On chante : « Ô Richard ! Ô mon roi l’univers t’abandonne ! »
Plus tard, des officiers escaladent la loge royale. Puis, quand la famille royale s’est retirée, les officiers se rassemblent dans la cour de Marbre, au pied des appartements royaux. Deux ou trois d’entre eux grimpent jusqu’au balcon doré.
« C’est ainsi, Sire, qu’on monte à l’assaut, nous nous vouons à votre service seul », disent-ils.
Un officier crie : « À bas les cocardes de couleur, que chacun prenne la noire, c’est la bonne ! »
Il s’agit de la cocarde autrichienne. La reine paraît enchantée.
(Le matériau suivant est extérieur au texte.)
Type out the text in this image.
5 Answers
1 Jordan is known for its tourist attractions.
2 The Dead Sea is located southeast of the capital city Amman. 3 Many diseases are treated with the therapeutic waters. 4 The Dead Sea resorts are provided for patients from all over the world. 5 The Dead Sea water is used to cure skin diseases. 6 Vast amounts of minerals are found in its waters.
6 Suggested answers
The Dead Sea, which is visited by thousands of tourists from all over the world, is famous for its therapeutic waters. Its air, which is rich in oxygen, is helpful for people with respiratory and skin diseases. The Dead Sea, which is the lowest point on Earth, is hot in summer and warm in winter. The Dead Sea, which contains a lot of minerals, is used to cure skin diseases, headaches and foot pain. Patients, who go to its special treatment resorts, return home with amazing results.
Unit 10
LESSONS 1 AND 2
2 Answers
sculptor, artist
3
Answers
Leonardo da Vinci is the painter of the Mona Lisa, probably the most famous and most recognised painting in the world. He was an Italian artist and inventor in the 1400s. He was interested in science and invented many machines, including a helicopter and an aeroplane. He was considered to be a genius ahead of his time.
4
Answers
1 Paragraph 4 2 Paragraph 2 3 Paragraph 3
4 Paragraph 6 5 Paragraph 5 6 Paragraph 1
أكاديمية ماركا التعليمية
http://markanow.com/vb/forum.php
Le samedi 3 octobre, les officiers de la garde nationale refusent l’invitation que leur lancent les officiers du régiment de Flandre. Le dimanche 4, les dames de la Cour distribuent des cocardes blanches : « Conservez-la bien, c’est la seule bonne, la triomphante. »
Et à ceux qui l’acceptent elles donnent leur main à baiser.
Les gardes nationaux rejettent l’offre.
La reine est heureuse, le regard plein de défi.
Louis se tait.
Comme Marie-Antoinette et les dames de la Cour, comme tous ceux présents à ce banquet, il a été emporté par l’enthousiasme, l’ardeur des officiers, leur ivresse, mais quand il a vu certains officiers, des gardes du corps et du régiment de Flandre, arracher les cocardes tricolores et les fouler aux pieds, crier « Foutre de l’Assemblée ! », il a été dégrisé.